Biri diğerinin yerine ikame edilecekse mahkemelerin işlevi nedir? Gücün ahlaki değerlerinden uzaklaştırılmışlığıdır bu!…
Mahkemeler sadece “halk(!?)” için midir?… Dokunulmazlık zırhını delemeyen parmaklar , ahlaki olmayan bu tavırlarıyla, ülkenin hangi derdine çare olabilirler? “Dokunulmazlık” üzerinden koalisyon pazarlıkları sürdürülmek istenmesi ne kadar ahlaki, ne kadar hukuki, ne kadar vicdanidir, bir düşünmek gerekmez mi!?.. Şaibeye kalkan olan parmakların sahiplerinin “temizliğinden” kim emin olabilir?
Sorulamayan dünyalık hesapları ahiretin ilahi adalet divanına, bırakmak rahatlatır mı vicdanları!?…
Hesap vermekten kaçanların, “hesaptan kaçırmak istedikleri” bir şey yok ise, “itibarı” niçin bağımsız mahkemelerde değil de sarayların ihtişamında ararlar, sormak gerekmez mi!.?..
Saray adabıyla çiğnenen hukuk, güç zehirlenmesinin bir sonucu değilse geriye tek “zehirlenme” olasılığı kalmaktadır: K o r k u !…
*
Yunan mitolojisinde, tanrıların en yücesi ve en güçlüsüydü Olimpos’da oturan Zeus. Aynı zamanda da tanrıların en ahlaksızı… Ahlaksızlığın kaynağı, gücün verdiği cesaret olmalıydı.
Sıradan insanlardan tanrılara, herkesin işlerine karışırdı Olimpos’tan. Güçler ayrılığını tanımak bir yana, kendisine ayakbağı olarak görürdü. Güç ve yetki tek kendisinde olsun isterdi.

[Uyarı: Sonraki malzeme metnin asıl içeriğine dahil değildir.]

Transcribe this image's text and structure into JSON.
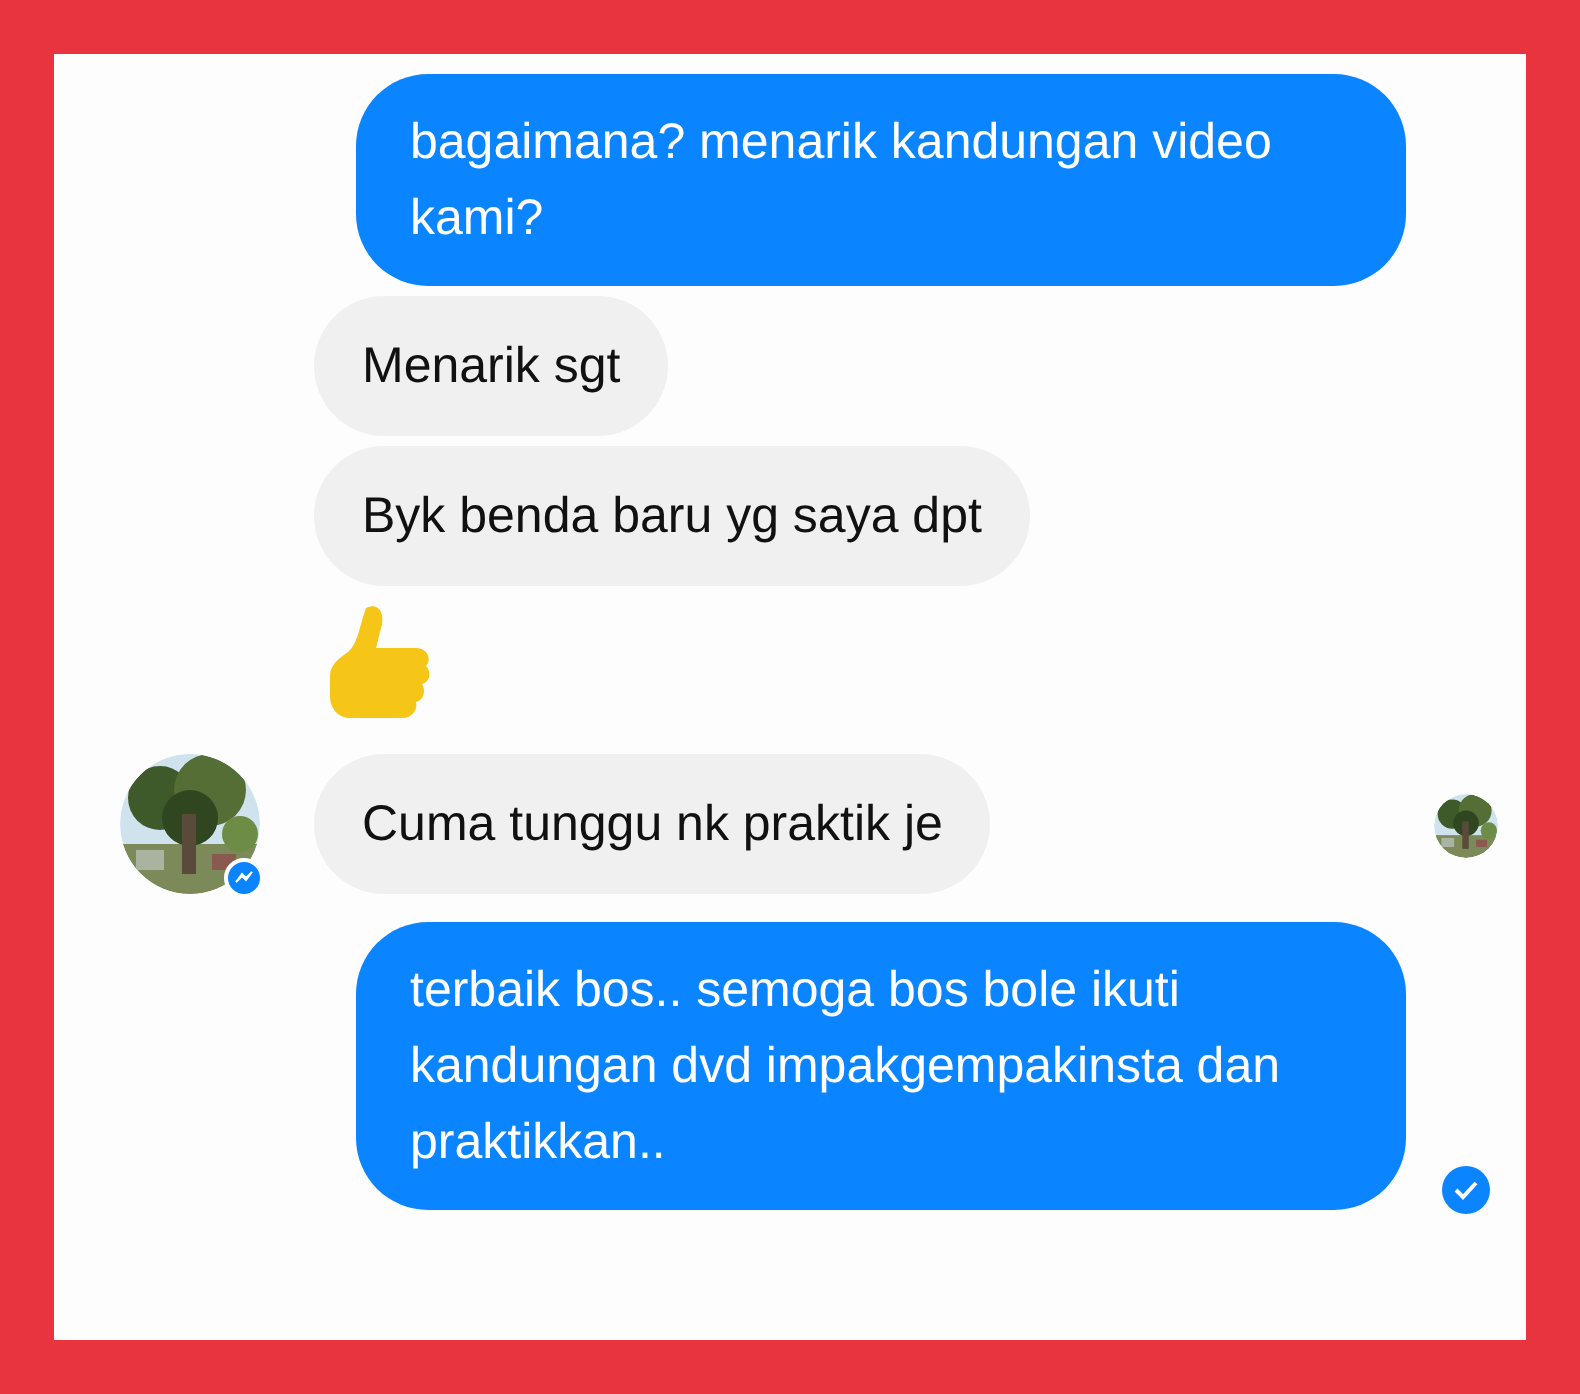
{
  "messages": [
    {
      "kind": "sent",
      "text": "bagaimana? menarik kandungan video kami?",
      "avatar": false,
      "seen_marker": false,
      "delivered": false
    },
    {
      "kind": "received",
      "text": "Menarik sgt",
      "avatar": false,
      "seen_marker": false,
      "delivered": false
    },
    {
      "kind": "received",
      "text": "Byk benda baru yg saya dpt",
      "avatar": false,
      "seen_marker": false,
      "delivered": false
    },
    {
      "kind": "like",
      "avatar": false,
      "seen_marker": false,
      "delivered": false
    },
    {
      "kind": "received",
      "text": "Cuma tunggu nk praktik je",
      "avatar": true,
      "seen_marker": true,
      "delivered": false
    },
    {
      "kind": "sent",
      "text": "terbaik bos.. semoga bos bole ikuti kandungan dvd impakgempakinsta dan praktikkan..",
      "avatar": false,
      "seen_marker": false,
      "delivered": true
    }
  ]
}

Olduran da o, öldüren de. Çiçekleri açtıran da o, solduran da O’ydu.. İsterse şimşekler yağdırır, dilerse de yağmur. Sevdiğine cömerttir, karşı durana gaddar mı gaddar…

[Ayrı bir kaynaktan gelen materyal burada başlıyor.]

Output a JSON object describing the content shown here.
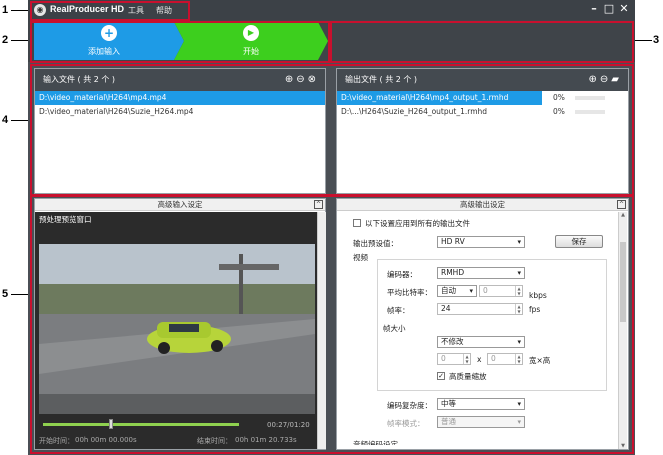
{
  "annotations": [
    "1",
    "2",
    "3",
    "4",
    "5"
  ],
  "app": {
    "title": "RealProducer HD",
    "menu": [
      "工具",
      "帮助"
    ],
    "window_controls": [
      "minimize-icon",
      "maximize-icon",
      "close-icon"
    ]
  },
  "toolbar": {
    "add_label": "添加输入",
    "start_label": "开始",
    "add_color": "#1e9be6",
    "start_color": "#3dcf1e"
  },
  "input_panel": {
    "title": "输入文件 ( 共 2 个 )",
    "files": [
      "D:\\video_material\\H264\\mp4.mp4",
      "D:\\video_material\\H264\\Suzie_H264.mp4"
    ]
  },
  "output_panel": {
    "title": "输出文件 ( 共 2 个 )",
    "files": [
      {
        "path": "D:\\video_material\\H264\\mp4_output_1.rmhd",
        "progress": "0%"
      },
      {
        "path": "D:\\...\\H264\\Suzie_H264_output_1.rmhd",
        "progress": "0%"
      }
    ]
  },
  "adv_input": {
    "title": "高级输入设定",
    "preview_label": "预处理预览窗口",
    "time_display": "00:27/01:20",
    "start_time_label": "开始时间：",
    "start_time": "00h 00m 00.000s",
    "end_time_label": "结束时间：",
    "end_time": "00h 01m 20.733s"
  },
  "adv_output": {
    "title": "高级输出设定",
    "apply_all_label": "以下设置应用到所有的输出文件",
    "preset_label": "输出预设值：",
    "preset_value": "HD RV",
    "save_button": "保存",
    "video_section": "视频",
    "codec_label": "编码器：",
    "codec_value": "RMHD",
    "bitrate_label": "平均比特率：",
    "bitrate_mode": "自动",
    "bitrate_value": "0",
    "bitrate_unit": "kbps",
    "fps_label": "帧率：",
    "fps_value": "24",
    "fps_unit": "fps",
    "frame_size_label": "帧大小",
    "frame_size_value": "不修改",
    "width_value": "0",
    "height_value": "0",
    "x_sep": "x",
    "wh_label": "宽×高",
    "hq_scale_label": "高质量缩放",
    "complexity_label": "编码复杂度：",
    "complexity_value": "中等",
    "rate_mode_label": "帧率模式：",
    "rate_mode_value": "普通",
    "more_label": "音频编码设定"
  }
}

Gücünde gaddarlığının payı var mıdır bilinmez ama, ahlaksızlığının payı olduğu kesin…
Yaptığı hiçbir işten pişmanlık duymadığı gibi; ölümsüzlük ve dokunulmazlıktan aldığı cesaretle, listesine yeni kötülükler ekler hergün. Sadece karısı Hera’yı aldatmakla kalmaz, onlarca ölümsüz tanrıçayı kişisel zevki için sıraya dizer. “Kaç ölümlü bakireyi gebe bıraktığını, kaç ölümsüz dişiyi kandırdığını ancak kendisi bilir.” diye yazar kitaplar. Carme, Demeter, Dione, Eos, Evridome , Gaya, Himalia , Leto, Maya, Metis , Nemsis, Selen, Temis ve Persefone, şehvetinin kurbanı olarak kayda geçenler resmi listenin tamamı değildir.
*Alkmen güzelliği ve faziletiyle tanınır. Kocası Amfitriyon sefere çıkmıştır. Zeus, kadını, kocasının kılığına girerek kandırır. Yalnızca istediği karaktere değil, elindeki gücüyle gömlek değiştirerek istediği kılığa da girebilen Zeus; Alkmen’i gebe bırakır.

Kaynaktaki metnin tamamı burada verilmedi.